Cuba critique l'attitude des Etats-Unis concernant le développement, le climat et le nucléaire

Le Ministre cubain des affaires étrangères, Brunon Rodriguez-Parrilla, lors du débat général de l’Assemblée générale des Nations Unies. Photo ONU/Cia Pak

22 septembre 2017 – A l'Assemblée générale des Nations Unies, le Ministre cubain des relations extérieures, Bruno Rodriguez Parrilla, a fustigé vendredi « l'égoïsme et la carence de volonté politique des Etats-Unis et d'autres pays industriels », qui selon lui sont responsables du manque de moyens pour mettre en œuvre le Programme de développement durable à l'horizon 2030.

« Quelle est la panacée miraculeuse que nous recommande le Président Trump, faute des flux financiers du Plan Marshall ? Qui apportera les ressources ? Comment pourrait-on concilier cette éventuelle contribution avec 'l'America First' des Présidents Reagan et Trump ? », a demandé M. Rodriguez Parrilla.

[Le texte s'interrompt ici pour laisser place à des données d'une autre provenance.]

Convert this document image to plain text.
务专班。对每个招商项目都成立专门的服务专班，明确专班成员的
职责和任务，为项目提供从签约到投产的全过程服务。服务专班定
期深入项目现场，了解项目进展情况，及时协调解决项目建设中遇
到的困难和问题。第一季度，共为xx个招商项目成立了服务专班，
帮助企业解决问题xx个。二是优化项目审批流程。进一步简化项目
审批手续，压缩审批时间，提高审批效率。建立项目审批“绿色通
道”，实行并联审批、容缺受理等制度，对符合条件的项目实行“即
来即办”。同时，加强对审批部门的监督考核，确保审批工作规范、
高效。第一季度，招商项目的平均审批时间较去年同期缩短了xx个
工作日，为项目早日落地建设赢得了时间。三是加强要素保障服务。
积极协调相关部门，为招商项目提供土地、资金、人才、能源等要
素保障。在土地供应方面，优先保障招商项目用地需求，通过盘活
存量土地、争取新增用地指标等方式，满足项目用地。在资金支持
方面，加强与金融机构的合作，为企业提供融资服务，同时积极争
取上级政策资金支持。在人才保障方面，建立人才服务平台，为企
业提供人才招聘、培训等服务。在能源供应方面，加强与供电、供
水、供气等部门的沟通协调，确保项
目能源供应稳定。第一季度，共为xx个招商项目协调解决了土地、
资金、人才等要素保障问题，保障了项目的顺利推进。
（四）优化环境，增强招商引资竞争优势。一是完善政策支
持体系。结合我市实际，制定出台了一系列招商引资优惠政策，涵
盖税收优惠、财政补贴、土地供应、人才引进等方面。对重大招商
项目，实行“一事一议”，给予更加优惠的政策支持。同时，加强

La Havane juge « indispensable et urgent » que les Nations Unies travaillent à l'instauration d'un nouvel ordre économique international participatif, démocratique, équitable et inclusif, et à une nouvelle architecture financière, « tous deux devant tenir compte des droits, des besoins et des particularités des pays en développement et des asymétries existant en matière de finance et de commerce mondiaux, fruit de siècles d'exploitation et de pillage ».

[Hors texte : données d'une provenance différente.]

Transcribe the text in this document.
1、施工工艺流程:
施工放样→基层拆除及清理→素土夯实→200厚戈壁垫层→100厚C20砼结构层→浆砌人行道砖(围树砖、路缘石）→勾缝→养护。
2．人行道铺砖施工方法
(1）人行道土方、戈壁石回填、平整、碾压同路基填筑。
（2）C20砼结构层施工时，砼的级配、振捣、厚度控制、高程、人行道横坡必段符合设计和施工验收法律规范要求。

« Les pays industriels ont le devoir moral et la responsabilité historique de s'y atteler, et ils disposent pour ce faire des ressources financières et technologiques suffisantes », a déclaré le Ministre cubain des affaires étrangères.

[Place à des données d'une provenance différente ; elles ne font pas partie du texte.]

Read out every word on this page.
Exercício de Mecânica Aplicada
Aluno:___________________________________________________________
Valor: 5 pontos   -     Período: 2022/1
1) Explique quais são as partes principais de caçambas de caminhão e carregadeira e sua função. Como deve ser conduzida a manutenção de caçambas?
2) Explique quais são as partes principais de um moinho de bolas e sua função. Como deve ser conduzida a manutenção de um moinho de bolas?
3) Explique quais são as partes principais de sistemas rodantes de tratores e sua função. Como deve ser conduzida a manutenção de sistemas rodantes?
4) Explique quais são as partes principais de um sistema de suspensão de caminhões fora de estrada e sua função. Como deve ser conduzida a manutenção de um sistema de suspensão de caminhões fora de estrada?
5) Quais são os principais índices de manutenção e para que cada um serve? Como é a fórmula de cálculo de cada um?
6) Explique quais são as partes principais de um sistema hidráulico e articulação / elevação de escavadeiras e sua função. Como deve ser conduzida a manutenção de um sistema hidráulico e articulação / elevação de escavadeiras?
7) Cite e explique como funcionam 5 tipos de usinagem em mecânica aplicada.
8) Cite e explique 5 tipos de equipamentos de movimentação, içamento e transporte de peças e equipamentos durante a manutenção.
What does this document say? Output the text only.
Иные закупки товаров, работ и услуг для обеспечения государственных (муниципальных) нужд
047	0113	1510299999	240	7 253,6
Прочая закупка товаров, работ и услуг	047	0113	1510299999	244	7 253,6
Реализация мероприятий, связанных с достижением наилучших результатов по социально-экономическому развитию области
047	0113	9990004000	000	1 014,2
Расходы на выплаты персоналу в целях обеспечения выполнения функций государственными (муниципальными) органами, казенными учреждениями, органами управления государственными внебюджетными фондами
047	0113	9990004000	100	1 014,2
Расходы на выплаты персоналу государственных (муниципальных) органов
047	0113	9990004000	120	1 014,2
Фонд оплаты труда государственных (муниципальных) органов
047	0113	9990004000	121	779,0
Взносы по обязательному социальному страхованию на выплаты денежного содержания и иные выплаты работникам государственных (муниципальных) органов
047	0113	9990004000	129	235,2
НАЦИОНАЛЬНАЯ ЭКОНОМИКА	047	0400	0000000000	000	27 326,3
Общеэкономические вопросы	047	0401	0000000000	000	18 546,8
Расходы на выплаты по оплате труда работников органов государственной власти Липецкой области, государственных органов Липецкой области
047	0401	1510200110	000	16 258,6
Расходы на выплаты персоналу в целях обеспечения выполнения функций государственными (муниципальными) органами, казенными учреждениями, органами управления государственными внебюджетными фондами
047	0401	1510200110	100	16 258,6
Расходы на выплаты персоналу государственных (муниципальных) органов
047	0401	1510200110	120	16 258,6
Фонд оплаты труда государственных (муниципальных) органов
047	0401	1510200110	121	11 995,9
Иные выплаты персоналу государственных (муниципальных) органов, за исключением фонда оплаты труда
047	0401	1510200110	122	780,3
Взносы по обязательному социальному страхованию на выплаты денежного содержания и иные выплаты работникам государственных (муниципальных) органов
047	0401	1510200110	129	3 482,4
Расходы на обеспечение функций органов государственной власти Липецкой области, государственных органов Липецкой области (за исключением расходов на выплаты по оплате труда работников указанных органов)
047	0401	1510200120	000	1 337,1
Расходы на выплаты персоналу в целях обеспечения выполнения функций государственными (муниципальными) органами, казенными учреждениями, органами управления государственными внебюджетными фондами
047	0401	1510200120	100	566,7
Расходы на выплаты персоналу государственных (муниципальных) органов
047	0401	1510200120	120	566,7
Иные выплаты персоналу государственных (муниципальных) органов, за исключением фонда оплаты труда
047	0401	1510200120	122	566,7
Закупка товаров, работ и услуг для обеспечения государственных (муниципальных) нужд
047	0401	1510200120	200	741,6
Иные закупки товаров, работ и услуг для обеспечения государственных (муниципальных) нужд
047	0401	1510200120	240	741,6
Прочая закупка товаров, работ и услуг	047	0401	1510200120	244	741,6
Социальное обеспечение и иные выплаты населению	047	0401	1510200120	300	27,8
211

M. Rodriguez Parrilla a estimé que si rien n'est fait pour affronter les changements climatiques, même « les riches ne pourront pas jouir de la prospérité qu'on nous annonce ! ».

Cuba regrette que le gouvernement des Etats-Unis, « autrement dit du plus gros émetteur de gaz à effet de serre de la planète », se soit retiré de l'Accord de Paris sur le climat. « Pour la troisième année consécutive, 2016 a battu des records de hausse de la température mondiale moyenne, ce qui confirme que les changements climatiques menacent la survie de l'humanité et le développement durable de nos peuples », a déclaré le chef de la diplomatie cubaine.

Pour le gouvernement cubain, tous les Etats membres de l'ONU sont responsables de la préservation de l'espèce humaine face à la menace que représentent les armes nucléaires. « L'adoption historique aux Nations Unies, le 7 juillet dernier, du Traité sur l'interdiction des armes nucléaires, qui prohibe aussi bien l'utilisation que la menace d'utilisation de ces armes capables d'annihiler l'espèce humaine a constitué une contribution importante à la concrétisation de cet objectif ».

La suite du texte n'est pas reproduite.